Comedian and Brantford native Devon Lougheed, his cousin Luke Cyca, and Sidoryk, an experienced opera singer, are the faces behind the hyper and infectious grooves of the band.
Lougheed, beekeeper’s guitarist and lead vocalist, explained that the band formed easily after his move to Vancouver.
“[Luke and I] jammed a few times … and Brandi was our dream player for a while [but] we thought she was too big for us to get, and then we finally convinced her, using mostly wine and chocolate.” Lougheed said.
“Which works by the way, that’s what they pay me in,” Sidoryk confirmed, jokingly. From that point on, beekeeper has been an unstoppable force on Canadian campus radio stations and they have had successful tours in Alberta and Ontario last year.
The name of the band, however, was perhaps the most effortless feat of all. “I was complaining to [my uncle] that we don’t have a name, and he said to me, ‘It doesn’t matter. Call it Table Wax, call it beekeeper, it’s the music that matters,’” explained Lougheed. “And we just thought that beekeeper was a better name than Table Wax.”
The end of 2010 saw the release of beekeeper’s debut album, Be Kept. A melting pot of jumpy rhythms, lively and spirited lyrics, and an all around sense of quirkiness only begins to describe the magic offered on the album.
“The musical thing we were trying to do with Be Kept was to make pop music, but [break] all the rules of pop music,” Lougheed said.
He explained that Be Kept attempted to share abstract and weird rhythms that people could still sing along and dance to. The band has a tendency to mix complicated time signatures with short and to the point lyrics to create a raw yet undeniably poppy sound.
Instead of having bands that influenced their sound and direction for Be Kept, members of beekeeper used themselves as inspiration. Their fun and vibrant live show is a direct result of the love between the band.
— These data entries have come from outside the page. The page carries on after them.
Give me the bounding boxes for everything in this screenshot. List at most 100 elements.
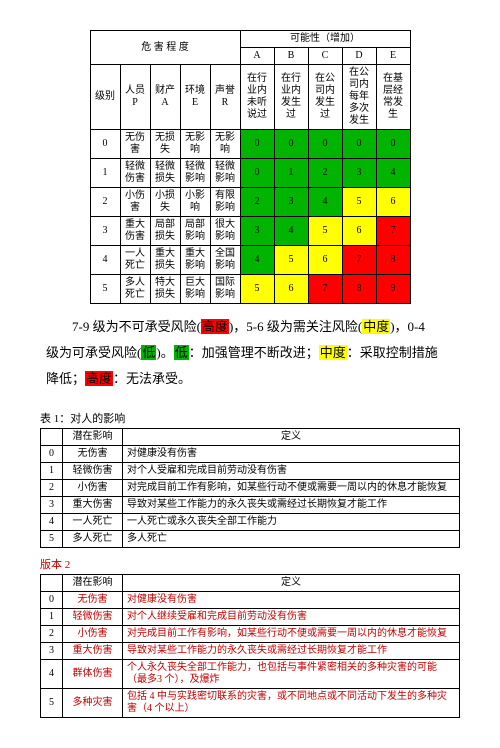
impact-level: 多种灾害	[63, 689, 123, 718]
impact-num: 2	[41, 480, 63, 497]
legend-high: 高度	[201, 319, 229, 334]
impact-def: 对个人受雇和完成目前劳动没有伤害	[123, 463, 460, 480]
row-header-label: 声誉 R	[210, 65, 240, 130]
hazard-cell: 重大伤害	[120, 217, 150, 246]
risk-cell: 5	[342, 188, 376, 217]
risk-cell: 8	[376, 246, 410, 275]
hazard-cell: 多人死亡	[120, 275, 150, 304]
impact-num: 5	[41, 531, 63, 548]
impact-def: 对完成目前工作有影响，如某些行动不便或需要一周以内的休息才能恢复	[123, 626, 460, 643]
impact-level: 重大伤害	[63, 643, 123, 660]
hazard-cell: 小伤害	[120, 188, 150, 217]
hazard-cell: 无伤害	[120, 130, 150, 159]
row-header-label: 级别	[90, 65, 120, 130]
impact-def: 多人死亡	[123, 531, 460, 548]
hazard-cell: 轻微损失	[150, 159, 180, 188]
risk-cell: 4	[274, 217, 308, 246]
impact-level: 重大伤害	[63, 497, 123, 514]
probability-header: 可能性（增加）	[240, 31, 410, 48]
impact-num: 4	[41, 514, 63, 531]
col-desc: 在基层经常发生	[376, 65, 410, 130]
col-desc: 在公司内每年多次发生	[342, 65, 376, 130]
risk-cell: 4	[376, 159, 410, 188]
impact-num: 3	[41, 643, 63, 660]
impact-def: 对健康没有伤害	[123, 446, 460, 463]
hazard-header: 危 害 程 度	[90, 31, 240, 65]
row-header-label: 环境 E	[180, 65, 210, 130]
impact-def: 对个人继续受雇和完成目前劳动没有伤害	[123, 609, 460, 626]
impact1-h2: 定义	[123, 429, 460, 446]
impact-level: 小伤害	[63, 626, 123, 643]
hazard-cell: 轻微影响	[210, 159, 240, 188]
impact-level: 无伤害	[63, 446, 123, 463]
impact-num: 4	[41, 660, 63, 689]
risk-cell: 7	[308, 275, 342, 304]
impact-num: 3	[41, 497, 63, 514]
impact-num: 2	[41, 626, 63, 643]
risk-cell: 2	[308, 159, 342, 188]
col-desc: 在行业内发生过	[274, 65, 308, 130]
impact-level: 无伤害	[63, 592, 123, 609]
hazard-cell: 4	[90, 246, 120, 275]
impact-level: 多人死亡	[63, 531, 123, 548]
impact-def: 个人永久丧失全部工作能力，也包括与事件紧密相关的多种灾害的可能（最多3 个），及…	[123, 660, 460, 689]
col-label: B	[274, 48, 308, 65]
risk-cell: 4	[308, 188, 342, 217]
risk-cell: 6	[342, 217, 376, 246]
col-label: D	[342, 48, 376, 65]
hazard-cell: 1	[90, 159, 120, 188]
col-label: E	[376, 48, 410, 65]
impact-level: 轻微伤害	[63, 463, 123, 480]
legend-text: 7-9 级为不可承受风险(高度)，5-6 级为需关注风险(中度)，0-4 级为可…	[46, 314, 454, 392]
impact2-title: 版本 2	[40, 556, 460, 572]
row-header-label: 财产 A	[150, 65, 180, 130]
risk-cell: 5	[308, 217, 342, 246]
hazard-cell: 国际影响	[210, 275, 240, 304]
col-label: C	[308, 48, 342, 65]
impact-num: 5	[41, 689, 63, 718]
impact-level: 一人死亡	[63, 514, 123, 531]
risk-cell: 3	[240, 217, 274, 246]
risk-cell: 0	[240, 130, 274, 159]
risk-cell: 0	[274, 130, 308, 159]
risk-cell: 6	[308, 246, 342, 275]
impact1-table: 潜在影响 定义 0无伤害对健康没有伤害1轻微伤害对个人受雇和完成目前劳动没有伤害…	[40, 428, 460, 548]
risk-cell: 5	[274, 246, 308, 275]
hazard-cell: 局部影响	[180, 217, 210, 246]
hazard-cell: 重大影响	[180, 246, 210, 275]
hazard-cell: 全国影响	[210, 246, 240, 275]
risk-cell: 1	[274, 159, 308, 188]
impact-def: 对完成目前工作有影响，如某些行动不便或需要一周以内的休息才能恢复	[123, 480, 460, 497]
impact-def: 包括 4 中与实践密切联系的灾害，或不同地点或不同活动下发生的多种灾害（4 个以…	[123, 689, 460, 718]
risk-cell: 8	[342, 275, 376, 304]
hazard-cell: 轻微影响	[180, 159, 210, 188]
hazard-cell: 0	[90, 130, 120, 159]
hazard-cell: 2	[90, 188, 120, 217]
impact-num: 1	[41, 609, 63, 626]
hazard-cell: 重大损失	[150, 246, 180, 275]
hazard-cell: 特大损失	[150, 275, 180, 304]
impact-num: 0	[41, 446, 63, 463]
impact-num: 1	[41, 463, 63, 480]
risk-cell: 0	[308, 130, 342, 159]
impact2-h1: 潜在影响	[63, 575, 123, 592]
hazard-cell: 无影响	[210, 130, 240, 159]
hazard-cell: 5	[90, 275, 120, 304]
risk-cell: 6	[376, 188, 410, 217]
impact2-h2: 定义	[123, 575, 460, 592]
risk-cell: 3	[274, 188, 308, 217]
col-desc: 在行业内未听说过	[240, 65, 274, 130]
risk-cell: 5	[240, 275, 274, 304]
impact-def: 导致对某些工作能力的永久丧失或需经过长期恢复才能工作	[123, 497, 460, 514]
risk-cell: 6	[274, 275, 308, 304]
hazard-cell: 无损失	[150, 130, 180, 159]
legend-low: 低	[141, 345, 156, 360]
col-desc: 在公司内发生过	[308, 65, 342, 130]
hazard-cell: 巨大影响	[180, 275, 210, 304]
row-header-label: 人员 P	[120, 65, 150, 130]
risk-cell: 9	[376, 275, 410, 304]
impact-num: 0	[41, 592, 63, 609]
hazard-cell: 小影响	[180, 188, 210, 217]
impact1-title: 表 1：对人的影响	[40, 410, 460, 426]
risk-cell: 0	[240, 159, 274, 188]
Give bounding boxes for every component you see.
Keeping their performances light-hearted and refreshing is extremely important to beekeeper. “Who needs a drummer when you can just hang off the blinds?” laughed Sidoryk, referring to how silly their shows can get on occasion.
Every element of beekeeper seems to further their unique sound and personality.
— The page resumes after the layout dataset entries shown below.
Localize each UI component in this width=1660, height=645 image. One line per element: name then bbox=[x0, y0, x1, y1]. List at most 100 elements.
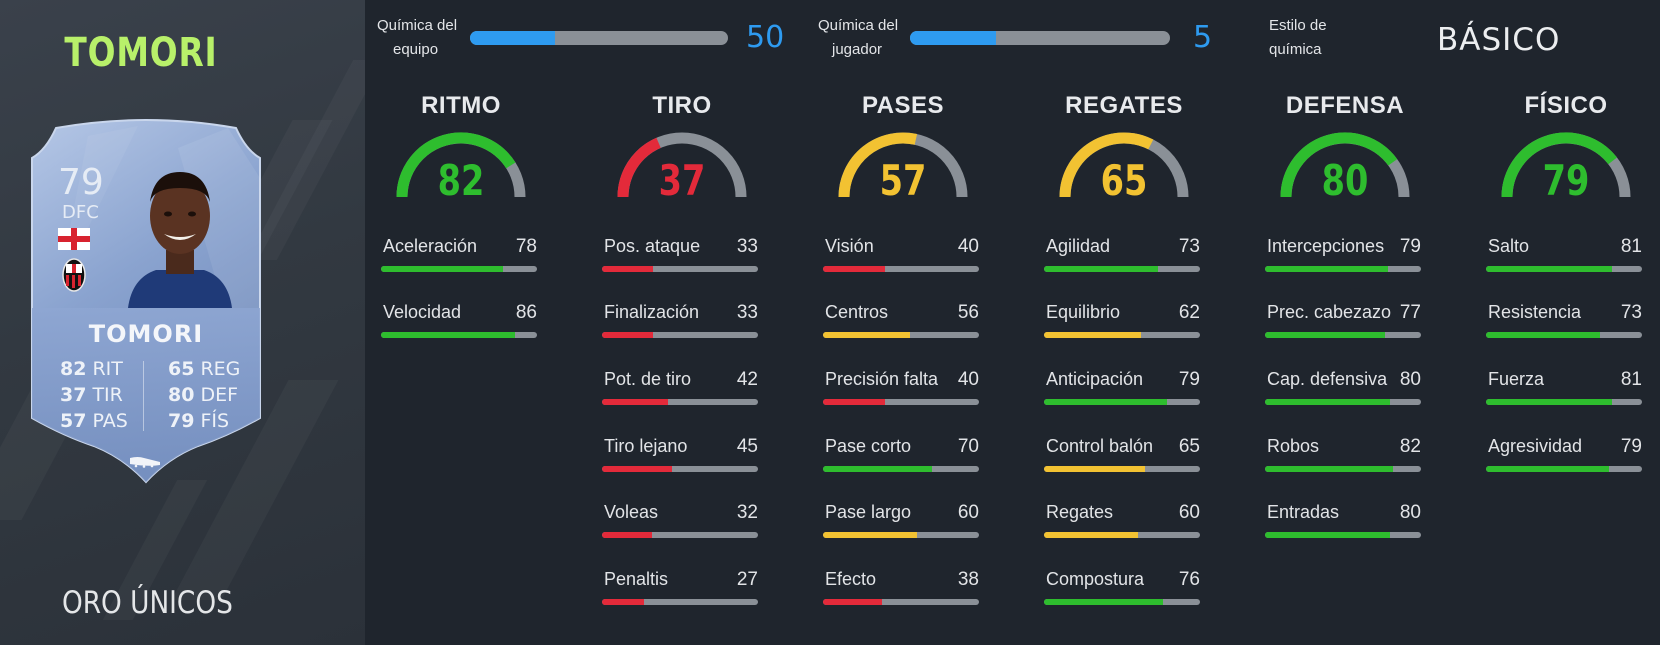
attribute-row: Intercepciones 79 bbox=[1265, 236, 1425, 276]
attribute-bar bbox=[823, 399, 979, 405]
attribute-value: 38 bbox=[957, 569, 979, 590]
attribute-value: 79 bbox=[1178, 369, 1200, 390]
attribute-row: Pase largo 60 bbox=[823, 502, 983, 542]
card-stat-defending: 80 DEF bbox=[168, 384, 239, 406]
attribute-value: 73 bbox=[1178, 236, 1200, 257]
attribute-bar-fill bbox=[381, 266, 503, 272]
attribute-bar-fill bbox=[823, 399, 886, 405]
attribute-label: Fuerza bbox=[1488, 369, 1545, 389]
attribute-bar-fill bbox=[823, 332, 911, 338]
attribute-row: Voleas 32 bbox=[602, 502, 762, 542]
attribute-row: Agilidad 73 bbox=[1044, 236, 1204, 276]
attribute-bar bbox=[1486, 332, 1642, 338]
attribute-label: Tiro lejano bbox=[604, 436, 688, 456]
attribute-bar bbox=[381, 266, 537, 272]
attribute-row: Regates 60 bbox=[1044, 502, 1204, 542]
chemistry-style-label: Estilo de química bbox=[1269, 17, 1327, 58]
category-gauge-regates bbox=[1059, 132, 1189, 198]
attribute-label: Voleas bbox=[604, 502, 659, 522]
player-card[interactable]: 79 DFC TOMORI 82 RIT 37 TIR 57 PAS 65 REG 80… bbox=[28, 118, 264, 484]
attribute-bar-fill bbox=[602, 399, 668, 405]
attribute-bar-fill bbox=[1044, 466, 1146, 472]
attribute-value: 62 bbox=[1178, 302, 1200, 323]
attribute-value: 81 bbox=[1620, 236, 1642, 257]
attribute-row: Resistencia 73 bbox=[1486, 302, 1646, 342]
attribute-bar-fill bbox=[381, 332, 516, 338]
attribute-label: Pos. ataque bbox=[604, 236, 701, 256]
attribute-value: 79 bbox=[1620, 436, 1642, 457]
attribute-bar-fill bbox=[1044, 266, 1158, 272]
attribute-bar bbox=[381, 332, 537, 338]
attribute-label: Control balón bbox=[1046, 436, 1154, 456]
attribute-row: Centros 56 bbox=[823, 302, 983, 342]
boot-icon bbox=[130, 457, 160, 468]
category-title-regates: REGATES bbox=[1065, 92, 1183, 119]
category-value-fisico: 79 bbox=[1542, 156, 1590, 205]
attribute-value: 65 bbox=[1178, 436, 1200, 457]
attribute-bar-fill bbox=[1486, 332, 1600, 338]
category-gauge-ritmo bbox=[396, 132, 526, 198]
attribute-label: Aceleración bbox=[383, 236, 478, 256]
card-player-name: TOMORI bbox=[88, 320, 204, 348]
attribute-row: Visión 40 bbox=[823, 236, 983, 276]
attribute-bar bbox=[1265, 466, 1421, 472]
attribute-bar bbox=[602, 266, 758, 272]
gauge-fill bbox=[617, 137, 661, 198]
attribute-label: Velocidad bbox=[383, 302, 462, 322]
category-value-regates: 65 bbox=[1100, 156, 1148, 205]
category-gauge-tiro bbox=[617, 132, 747, 198]
category-title-fisico: FÍSICO bbox=[1524, 92, 1608, 119]
card-stat-dribbling: 65 REG bbox=[168, 358, 241, 380]
background-stripe bbox=[247, 60, 365, 260]
attribute-bar-fill bbox=[1486, 399, 1613, 405]
attribute-bar-fill bbox=[1044, 532, 1138, 538]
chemistry-style-value[interactable]: BÁSICO bbox=[1437, 22, 1561, 58]
attribute-value: 40 bbox=[957, 369, 979, 390]
attribute-bar bbox=[823, 532, 979, 538]
attribute-row: Finalización 33 bbox=[602, 302, 762, 342]
attribute-bar bbox=[602, 332, 758, 338]
attribute-bar-fill bbox=[602, 466, 673, 472]
attribute-label: Entradas bbox=[1267, 502, 1340, 522]
player-photo bbox=[128, 172, 232, 308]
attribute-bar-fill bbox=[1044, 599, 1163, 605]
attribute-row: Prec. cabezazo 77 bbox=[1265, 302, 1425, 342]
category-title-ritmo: RITMO bbox=[421, 92, 501, 119]
attribute-bar-fill bbox=[823, 532, 917, 538]
attribute-label: Precisión falta bbox=[825, 369, 939, 389]
player-panel: TOMORI bbox=[0, 0, 365, 645]
attribute-label: Pase largo bbox=[825, 502, 912, 522]
card-stat-shooting: 37 TIR bbox=[60, 384, 123, 406]
attribute-value: 70 bbox=[957, 436, 979, 457]
attribute-row: Anticipación 79 bbox=[1044, 369, 1204, 409]
attribute-value: 73 bbox=[1620, 302, 1642, 323]
team-chemistry-value: 50 bbox=[746, 20, 785, 55]
attribute-bar bbox=[1044, 332, 1200, 338]
attribute-bar bbox=[1044, 466, 1200, 472]
player-chemistry-value: 5 bbox=[1193, 20, 1213, 55]
attribute-row: Salto 81 bbox=[1486, 236, 1646, 276]
attribute-bar-fill bbox=[1044, 332, 1141, 338]
attribute-label: Visión bbox=[825, 236, 874, 256]
attribute-bar-fill bbox=[602, 532, 652, 538]
attribute-value: 86 bbox=[515, 302, 537, 323]
category-value-pases: 57 bbox=[879, 156, 927, 205]
attribute-row: Pot. de tiro 42 bbox=[602, 369, 762, 409]
attribute-value: 45 bbox=[736, 436, 758, 457]
attribute-bar-fill bbox=[1265, 532, 1390, 538]
attribute-row: Robos 82 bbox=[1265, 436, 1425, 476]
category-title-defensa: DEFENSA bbox=[1285, 92, 1405, 119]
category-value-tiro: 37 bbox=[658, 156, 706, 205]
attribute-row: Precisión falta 40 bbox=[823, 369, 983, 409]
attribute-row: Pase corto 70 bbox=[823, 436, 983, 476]
attribute-row: Equilibrio 62 bbox=[1044, 302, 1204, 342]
attribute-row: Fuerza 81 bbox=[1486, 369, 1646, 409]
attribute-label: Intercepciones bbox=[1267, 236, 1385, 256]
attribute-bar bbox=[1265, 532, 1421, 538]
attribute-label: Efecto bbox=[825, 569, 877, 589]
attribute-label: Prec. cabezazo bbox=[1267, 302, 1392, 322]
attribute-label: Cap. defensiva bbox=[1267, 369, 1388, 389]
attribute-bar bbox=[1265, 399, 1421, 405]
attribute-bar bbox=[1265, 332, 1421, 338]
attribute-label: Agilidad bbox=[1046, 236, 1111, 256]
“We’re a three piece band,” said Lougheed. “Already, that’s about 11 less members than any other indie band.”
Lougheed explained that the band enjoys drawing on his background in stand-up comedy, enabling them to constantly offer an enjoyable and new musical experience.
“The changes in the music are funny, and there are a lot of jokes for music theory nerds, if they want to dig deep enough to find them,” said Lougheed.
“The comedic thing is really different in new music right now [because] everything seems to be so serious,” Sidoryk added.
Beekeeper will be playing a show on Jan. 20 at Charlie’s Bar & Grill, located at 43 Oak St., in Brantford.
“The Brantford music scene has been so influential in how I write songs,” said Lougheed. “Brantford crowds go off like no other.”
Keep an ear out for beekeeper’s evolving sound, and be sure to pick up a copy of their 7-inch when it debuts in April.